HOME HILL Boat Club recently submitted feedback as part of Maritime Safety Queensland’s Recreational Boating Facilities Demand Forecasting Study, with regards to improving facilities at Groper Creek.
It was interesting to note the Queensland Government’s 2017 study, which identified a need for all-tide all-water access in the Burdekin which, in days gone by, Groper Creek provided with larger vessels and trawlers moored in the creek.
Through fundraising and voluntary assistance, sand dredging was performed by the Club in the 1960s through to 1990 to allow boats to navigate to deep water.
However, the past 30 years has seen the channel fill with no maintenance being performed and access now restricted.
Comments have been made that boaties would utilise the creek more instead of driving further on to Molongle Creek.
With demand anticipated to grow, it was also pointed out that whilst the newer upstream boat ramp is currently adequate, the downstream ramp requires an extension with room for a second lane, which would cater for peak-time demand.
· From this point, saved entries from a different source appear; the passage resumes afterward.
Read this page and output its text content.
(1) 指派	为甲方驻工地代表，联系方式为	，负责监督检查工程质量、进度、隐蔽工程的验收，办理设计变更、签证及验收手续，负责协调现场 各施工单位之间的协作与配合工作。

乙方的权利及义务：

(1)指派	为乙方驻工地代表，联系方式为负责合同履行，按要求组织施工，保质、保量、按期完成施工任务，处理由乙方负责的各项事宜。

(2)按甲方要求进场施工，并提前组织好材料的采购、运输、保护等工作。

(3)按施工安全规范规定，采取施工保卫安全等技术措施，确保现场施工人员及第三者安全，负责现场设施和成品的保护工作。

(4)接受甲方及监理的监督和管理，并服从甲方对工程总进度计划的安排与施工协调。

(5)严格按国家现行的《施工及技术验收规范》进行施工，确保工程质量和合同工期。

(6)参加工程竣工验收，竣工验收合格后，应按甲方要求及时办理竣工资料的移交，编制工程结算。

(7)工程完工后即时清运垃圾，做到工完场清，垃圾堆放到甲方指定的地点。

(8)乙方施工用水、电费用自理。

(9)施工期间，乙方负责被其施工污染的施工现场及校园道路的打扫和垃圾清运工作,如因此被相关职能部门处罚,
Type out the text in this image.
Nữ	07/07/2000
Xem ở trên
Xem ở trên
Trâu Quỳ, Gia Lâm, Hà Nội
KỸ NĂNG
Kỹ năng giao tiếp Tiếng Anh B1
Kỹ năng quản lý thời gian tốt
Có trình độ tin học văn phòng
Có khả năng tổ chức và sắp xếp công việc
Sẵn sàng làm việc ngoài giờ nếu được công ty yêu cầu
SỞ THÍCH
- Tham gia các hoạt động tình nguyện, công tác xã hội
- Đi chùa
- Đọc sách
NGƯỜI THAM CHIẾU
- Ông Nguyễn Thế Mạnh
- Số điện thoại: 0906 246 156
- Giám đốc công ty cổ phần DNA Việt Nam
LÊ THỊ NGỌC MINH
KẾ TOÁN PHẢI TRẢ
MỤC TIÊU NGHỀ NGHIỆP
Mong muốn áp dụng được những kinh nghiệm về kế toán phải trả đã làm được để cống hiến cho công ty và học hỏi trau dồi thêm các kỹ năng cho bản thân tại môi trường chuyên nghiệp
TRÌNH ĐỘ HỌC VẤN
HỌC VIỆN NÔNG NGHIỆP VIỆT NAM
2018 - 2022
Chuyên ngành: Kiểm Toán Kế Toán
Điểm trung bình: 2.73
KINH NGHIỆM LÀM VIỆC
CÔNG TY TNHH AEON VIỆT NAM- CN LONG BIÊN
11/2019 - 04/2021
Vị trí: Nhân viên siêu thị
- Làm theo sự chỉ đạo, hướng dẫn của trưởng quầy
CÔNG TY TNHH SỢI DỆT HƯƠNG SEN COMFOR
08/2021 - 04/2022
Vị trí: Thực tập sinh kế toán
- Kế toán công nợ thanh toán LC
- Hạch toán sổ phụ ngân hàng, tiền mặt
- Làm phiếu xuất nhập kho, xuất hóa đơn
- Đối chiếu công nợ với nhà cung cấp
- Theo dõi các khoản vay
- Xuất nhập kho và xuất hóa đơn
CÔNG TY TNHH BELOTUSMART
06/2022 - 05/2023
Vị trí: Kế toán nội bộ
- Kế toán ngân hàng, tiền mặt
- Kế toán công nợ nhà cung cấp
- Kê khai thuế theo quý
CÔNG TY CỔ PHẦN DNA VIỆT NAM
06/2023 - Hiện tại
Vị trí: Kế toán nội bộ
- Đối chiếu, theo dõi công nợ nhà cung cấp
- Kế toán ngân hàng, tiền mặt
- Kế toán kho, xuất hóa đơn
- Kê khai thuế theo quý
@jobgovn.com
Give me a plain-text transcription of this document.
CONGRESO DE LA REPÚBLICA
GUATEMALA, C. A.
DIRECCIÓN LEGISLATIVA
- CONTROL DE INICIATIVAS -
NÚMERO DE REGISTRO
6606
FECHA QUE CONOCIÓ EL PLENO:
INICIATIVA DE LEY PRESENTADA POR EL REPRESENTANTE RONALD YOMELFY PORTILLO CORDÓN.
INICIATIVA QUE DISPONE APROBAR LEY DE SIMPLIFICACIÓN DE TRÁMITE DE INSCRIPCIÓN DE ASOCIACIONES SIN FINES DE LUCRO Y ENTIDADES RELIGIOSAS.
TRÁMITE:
The Home Hill Boat Club opposes the widening of the newer upstream boat ramp to a double ramp, as this would compromise the bank and jeopardise the community.
During flood events, debris builds up on the banks and then creeps in via the boat ramp openings – a wider opening at the upstream ramp would allow more debris to enter the reserve and damage properties, whilst the current opening at the downstream end is large enough for a boat ramp extension towards the jetty.
Community concerns that the jetty could possibly not be replaced if it were ever washed away were also put forward with a plea for it to be adequately maintained and possibly updated to include a shade cover for land-based anglers.
The jetty is Groper Creek’s most photographed attraction, with the majority believing Groper Creek would simply not be Groper Creek without its iconic jetty.